Nur im Fernsehen können Schwimmsportfans dies nicht live verfolgen. Immerhin: Das ZDF streamt das Beckenschwimmen, auf eurovisionsport.com sind die Rennen ebenfalls zu sehen.
WELT: Herr Märtens, Sie sind großer Fan des 1. FC Magdeburg. Was können Sie selbst von den Fußballspielern des FCM lernen?
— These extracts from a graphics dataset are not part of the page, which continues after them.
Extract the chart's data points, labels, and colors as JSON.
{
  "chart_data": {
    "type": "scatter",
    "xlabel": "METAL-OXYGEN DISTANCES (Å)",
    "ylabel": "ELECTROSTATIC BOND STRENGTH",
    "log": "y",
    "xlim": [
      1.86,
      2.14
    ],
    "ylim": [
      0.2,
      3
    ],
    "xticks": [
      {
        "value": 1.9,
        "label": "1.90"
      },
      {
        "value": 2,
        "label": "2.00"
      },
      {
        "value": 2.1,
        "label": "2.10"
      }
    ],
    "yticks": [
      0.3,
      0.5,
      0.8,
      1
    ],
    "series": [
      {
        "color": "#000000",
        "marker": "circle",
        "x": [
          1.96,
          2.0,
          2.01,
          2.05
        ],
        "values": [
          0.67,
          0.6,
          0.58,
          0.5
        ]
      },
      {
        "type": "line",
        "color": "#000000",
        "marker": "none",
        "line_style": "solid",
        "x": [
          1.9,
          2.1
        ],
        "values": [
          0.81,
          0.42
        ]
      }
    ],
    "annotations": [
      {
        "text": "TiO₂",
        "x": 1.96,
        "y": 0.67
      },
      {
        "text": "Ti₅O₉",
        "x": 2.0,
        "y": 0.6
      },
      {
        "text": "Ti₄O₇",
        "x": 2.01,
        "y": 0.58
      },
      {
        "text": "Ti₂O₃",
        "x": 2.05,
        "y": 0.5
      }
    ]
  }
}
Märtens: Sehr viel. Sie müssen mit viel Druck umgehen, jedes Mal vor vielen Zuschauern spielen und so gut wie immer diese Leistung abrufen – das ist nicht selbstverständlich. Von daher bin ich allen einfach dankbar und bewundere, was sie jeden Tag für den Klub machen. Genau das verkörpere ich auch – dass man immer ein Ziel, einen Traum hat, an den man glauben kann und der einen nach vorn bringt. Ich fände es total spannend, zum Beispiel mit Jean Hugonet, meinem Lieblingsspieler beim FCM, oder mit dem Magdeburger Handballspieler Lukas Mertens einen Tag zu verbringen und die Trainingseinheiten zu tauschen.
WELT: Was bedeutet Ihnen diese gegenseitige Unterstützung und Wertschätzung? Der Verein, die Mannschaft, die Fans haben Sie nach dem Olympiasieg empfangen und gefeiert – Sie feiern die Fußballspieler.
Märtens: Jeder, der mich kennt, weiß, wie sehr mir der FCM am Herzen liegt, wie sehr ich den Verein in allem, was er tut, unterstütze. Und genau das Gleiche tut der Verein mit mir. Was sie während der Olympischen Spiele gemacht haben mit den verschiedenen Grußbotschaften, Nachrichten und Choreos werde ich dem Verein, den Verantwortlichen, den Fans nie vergessen. Das ist ein gegenseitiges Geben und Nehmen, ein Miteinander, das allen guttut und mir viel bedeutet.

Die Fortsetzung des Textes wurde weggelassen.